Apparently thats what God’s glory looks like: a bright cloud — dark and dazzling — an envelope for the Divine Presence that would blow people away if they looked upon it directly — and so God in God’s mercy placed a cloud buffer around it, which both protected the people and made it difficult for them to see inside.
Before this cloud ever rolled in, Peter already knew what he was seeing. What he did not see was a tent of meeting, a dwelling place, like the place where Moses met with God during the wilderness years. So Peter offered to set one up, one for each of the great ones who appeared in glory before him. Peter may not have known what he was saying, but his instincts were good. He knew that he was in the presence of the capital “P” Presence.
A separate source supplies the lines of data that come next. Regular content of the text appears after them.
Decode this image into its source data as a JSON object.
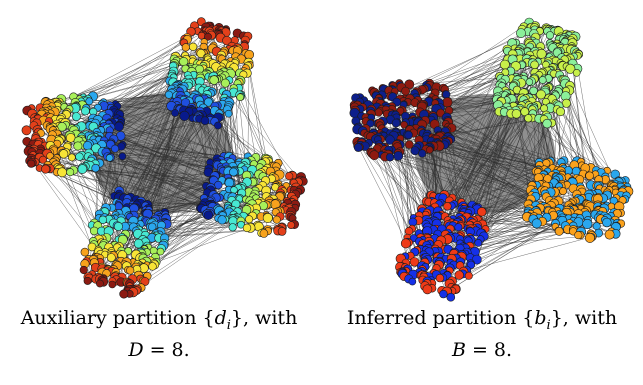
{
  "figure": {
    "left_panel": {
      "caption_line1_prefix": "Auxiliary partition {",
      "caption_var": "d",
      "caption_sub": "i",
      "caption_line1_suffix": "}, with",
      "caption_line2_var": "D",
      "caption_line2_rest": " = 8.",
      "groups": 8,
      "palette_order": [
        "#081a8c",
        "#1f4fe0",
        "#2aa7ee",
        "#47e8d2",
        "#a8f05a",
        "#f7e436",
        "#f7a21c",
        "#e3401a",
        "#8c1a12"
      ]
    },
    "right_panel": {
      "caption_line1_prefix": "Inferred partition {",
      "caption_var": "b",
      "caption_sub": "i",
      "caption_line1_suffix": "}, with",
      "caption_line2_var": "B",
      "caption_line2_rest": " = 8.",
      "groups": 8,
      "palette_order": [
        "#8f1a10",
        "#0d1f8c",
        "#8bf09a",
        "#c8f04a",
        "#fba21c",
        "#2aa7ee",
        "#1530e8",
        "#ee3a18"
      ]
    },
    "edge_color": "#2b2b2b",
    "cluster_color_node_stroke": "#1a1a1a"
  }
}
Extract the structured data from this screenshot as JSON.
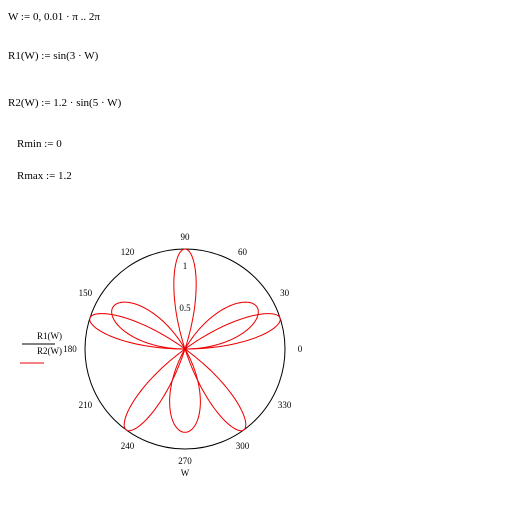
{
  "equations": [
    "W := 0, 0.01 · π .. 2π",
    "R1(W) := sin(3 · W)",
    "R2(W) := 1.2 · sin(5 · W)",
    "Rmin := 0",
    "Rmax := 1.2"
  ],
  "plot": {
    "angle_labels": [
      "0",
      "30",
      "60",
      "90",
      "120",
      "150",
      "180",
      "210",
      "240",
      "270",
      "300",
      "330"
    ],
    "radial_labels": [
      "0.5",
      "1"
    ],
    "legend": [
      "R1(W)",
      "R2(W)"
    ],
    "x_label": "W"
  }
}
He knew that God was right there, and he was standing as close as he was ever going to get to the only kind of meeting that really matters.
For those of you who keep the Christian calendar up along with the one that tells us today is Sunday, February 7th, you already know that it’s the swing Sunday between the seasons of Epiphany and Lent — the day those who follow Jesus look down at our iPhone’s GPS and say “uh-oh,” because it is time to turn away from the twinkling stars of Christmas, pack away all of our alleluias, and head towards the deep wilderness of Lent. And as gloomy as turning to Lent sounds, it’s actually very good news. A lot of us get so distracted by our gadgets, so busy with work, and so addicted to our pleasures that a nice, long spell in the wilderness is just what we need. Now, no one can make you go, after all. But if you’ve been looking for some excuse to head to your own mountaintop and pray, THIS. IS. IT.
If you’ve been looking for some way to trade in your old certainties for some new movement in your life, then look no further. This is your chance to enter the cloud of unknowing and listen for whatever it is that God has to say to you. Tent or no tent, this is your chance to encounter God’s contagious glory, so that a little of that shining rubs off on you.
Today you have heard a story that you can take with you when you leave here. It tells you that no one has to go up the mountain alone. We’ll all be along for the ride with you. It tells you that sometimes things get really scary before they get holy. But most importantly, it tells you that there is someone standing in the center of the cloud with you, shining so brightly that you may never be able to wrap your mind around him, but who is worth listening to all the same — because HE is God’s chosen, and YOU are his, and whatever comes next, YOU are up to it.